Viet Tri自体は工業都市であり、HanoiやDa Nang (다낭 / 岘港 / ダナン)ほど観光地化されていないため、過度な期待は禁物です。本当の魅力は、観光ルートから外れた場所にあります。「Banh chung」(もち米のケーキ)の作り手、果樹園、伝統的な工芸工房を訪ねてみましょう。バイクやレンタカーを利用すれば、紅河沿いの村々を自分のペースで最も自由に散策できます。時間がない場合は、朝Hanoiからバスに乗り、数時間かけてフン王寺院と近くの村を散策し、夕方のバスでHanoiに戻るという現実的な旅程が組めます。

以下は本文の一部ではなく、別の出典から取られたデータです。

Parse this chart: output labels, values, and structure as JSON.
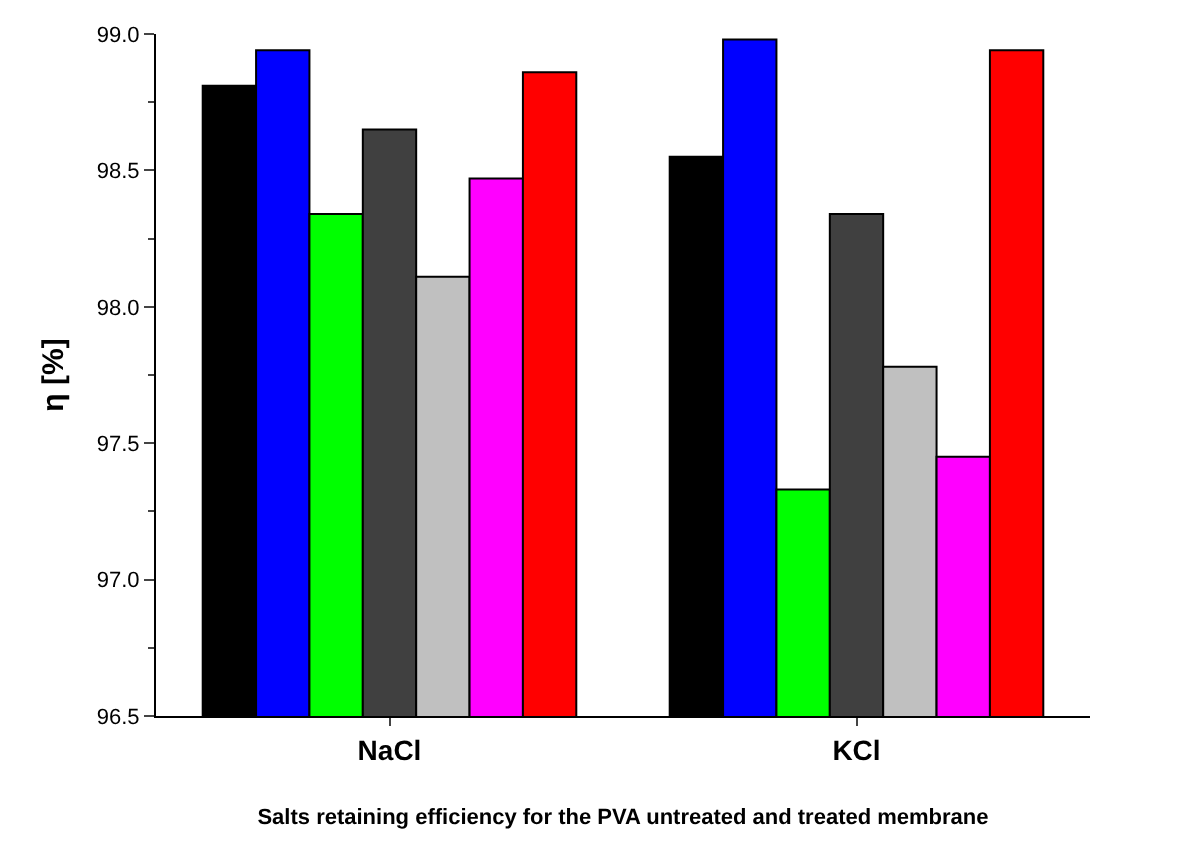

Phu Thoは、北部周遊の立ち寄りスポットとしても最適です。Hanoiから高地を抜けてSapa (사파 / 沙坝 / サパ)やHa Giangへ向かうルートを計画しているなら、Viet Triはちょうどその通り道にあり、半日の寄り道として理にかなっています。川沿いの町での1泊と組み合わせれば、時間をあまりロスすることなく、北上する長時間のドライブの休憩になります。

最後に

Phu Thoがベトナムの観光地トップ10に入ることはないでしょう。しかし、それこそがHanoiから2時間のバスに乗って訪れる価値がある理由の一つです。ほとんどの旅行者が完全に素通りしてしまう、ベトナム北部の日常の生活を垣間見ることができる窓なのです。フン王寺院を訪れ、「thit chua」やザボンの果樹園を楽しみ、英語のメニューは期待しないこと。それこそがこの旅の醍醐味です。

— 終 —

最終更新 · May 29, 2026 · 独自取材、スポンサーなし。